The gallery spaces have been recently redesigned in honor of the museum’s 100-year anniversary, and the museum is excited not only to pass this milestone, but also about the renovation of the 1899 building, a turn-of-the-century Post Office that the museum has occupied since 1981.
The gallery spaces are generous, with tall ceilings and an open plan that gives each piece space to breathe, allowing the viewer to become completely immersed in the works. The exhibit design entices visitors to explore, luring them through galleries using a layout that at once reveals and conceals, shifting points of visual focus to guide visitors through the collection.

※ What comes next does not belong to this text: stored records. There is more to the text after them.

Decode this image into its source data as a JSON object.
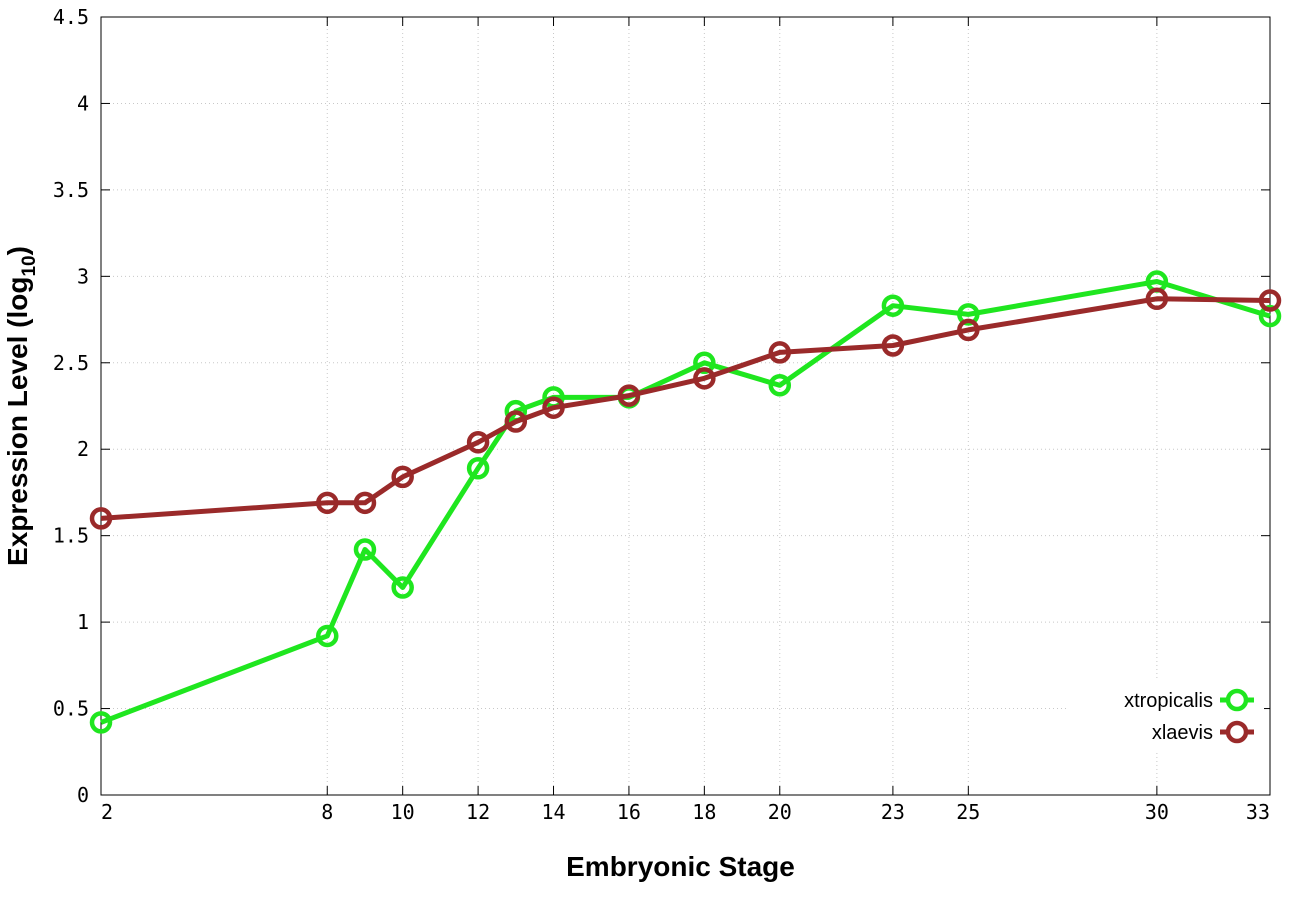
{
  "chart_data": {
    "type": "line",
    "title": "",
    "xlabel": "Embryonic Stage",
    "ylabel": {
      "prefix": "Expression Level (log",
      "subscript": "10",
      "suffix": ")"
    },
    "ylim": [
      0,
      4.5
    ],
    "yticks": [
      "0",
      "0.5",
      "1",
      "1.5",
      "2",
      "2.5",
      "3",
      "3.5",
      "4",
      "4.5"
    ],
    "x_categories": [
      "2",
      "8",
      "9",
      "10",
      "12",
      "13",
      "14",
      "16",
      "18",
      "20",
      "23",
      "25",
      "30",
      "33"
    ],
    "x_tick_labels": [
      "2",
      "8",
      "10",
      "12",
      "14",
      "16",
      "18",
      "20",
      "23",
      "25",
      "30",
      "33"
    ],
    "grid": true,
    "legend_placement": "bottom-right",
    "series": [
      {
        "name": "xtropicalis",
        "color": "#1fe61f",
        "marker": "circle",
        "values": [
          0.42,
          0.92,
          1.42,
          1.2,
          1.89,
          2.22,
          2.3,
          2.3,
          2.5,
          2.37,
          2.83,
          2.78,
          2.97,
          2.77
        ]
      },
      {
        "name": "xlaevis",
        "color": "#9a2a2a",
        "marker": "circle",
        "values": [
          1.6,
          1.69,
          1.69,
          1.84,
          2.04,
          2.16,
          2.24,
          2.31,
          2.41,
          2.56,
          2.6,
          2.69,
          2.87,
          2.86
        ]
      }
    ]
  }
}
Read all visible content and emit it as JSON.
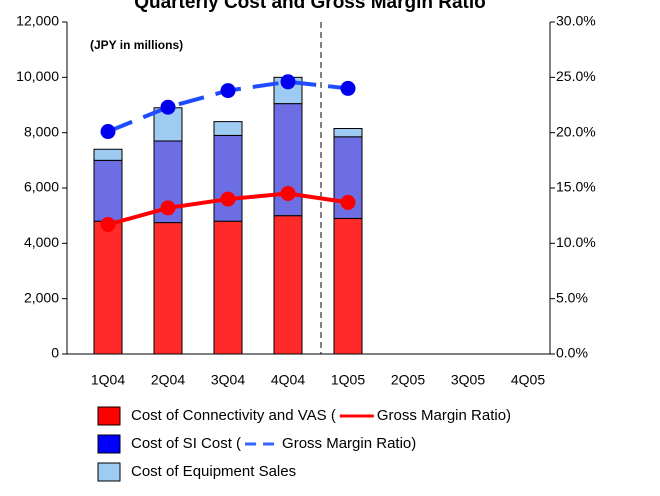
{
  "chart_data": {
    "type": "bar",
    "title": "Quarterly Cost and Gross Margin Ratio",
    "annotation": "(JPY in millions)",
    "categories": [
      "1Q04",
      "2Q04",
      "3Q04",
      "4Q04",
      "1Q05",
      "2Q05",
      "3Q05",
      "4Q05"
    ],
    "stacked": true,
    "series": [
      {
        "name": "Cost of Connectivity and VAS (",
        "color": "#ff2a2a",
        "values": [
          4800,
          4750,
          4800,
          5000,
          4900,
          null,
          null,
          null
        ]
      },
      {
        "name": "Cost of SI Cost (",
        "color": "#6e6ee4",
        "values": [
          2200,
          2950,
          3100,
          4050,
          2950,
          null,
          null,
          null
        ]
      },
      {
        "name": "Cost of Equipment Sales",
        "color": "#9ecbf2",
        "values": [
          400,
          1200,
          500,
          950,
          300,
          null,
          null,
          null
        ]
      },
      {
        "name": "Gross Margin Ratio)",
        "type": "line",
        "axis": "y2",
        "color": "#ff0000",
        "dashed": false,
        "values": [
          11.7,
          13.2,
          14.0,
          14.5,
          13.7,
          null,
          null,
          null
        ]
      },
      {
        "name": "Gross Margin Ratio)",
        "type": "line",
        "axis": "y2",
        "color": "#1f4cff",
        "dashed": true,
        "values": [
          20.1,
          22.3,
          23.8,
          24.6,
          24.0,
          null,
          null,
          null
        ]
      }
    ],
    "ylim": [
      0,
      12000
    ],
    "yticks": [
      0,
      {
        "value": 2000,
        "label": "2,000"
      },
      {
        "value": 4000,
        "label": "4,000"
      },
      {
        "value": 6000,
        "label": "6,000"
      },
      {
        "value": 8000,
        "label": "8,000"
      },
      {
        "value": 10000,
        "label": "10,000"
      },
      {
        "value": 12000,
        "label": "12,000"
      }
    ],
    "y2lim": [
      0,
      30
    ],
    "y2ticks": [
      {
        "value": 0,
        "label": "0.0%"
      },
      {
        "value": 5,
        "label": "5.0%"
      },
      {
        "value": 10,
        "label": "10.0%"
      },
      {
        "value": 15,
        "label": "15.0%"
      },
      {
        "value": 20,
        "label": "20.0%"
      },
      {
        "value": 25,
        "label": "25.0%"
      },
      {
        "value": 30,
        "label": "30.0%"
      }
    ],
    "grid": false
  }
}
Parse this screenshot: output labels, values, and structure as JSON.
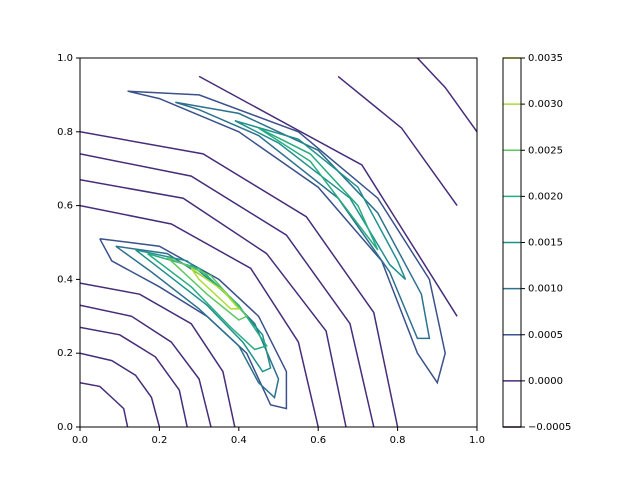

The galleries themselves are thematically organized, in a shift away from chronological storytelling. The curatorial narrative is overlaid with a deep tactile understanding of art as object, as resistant, as fragile, as stubborn or pliable. This close interaction with art supports the museum’s emphasis on art preservation and conservation. Exposure of works is rigorously metered and measured, and lighting is currently screened to ensure that works are presented within conservation parameters.
The switch from halogen to LED is welcome in this regard, since the latter emit little to no ultraviolet radiation, and while the initial cost of LEDs is considerably higher than that of halogen, savings in terms of labor (due to the longevity of LED lamps), energy consumption and even air-conditioning (due to the high heat load of halogen lamps) make up for the initial cost increase.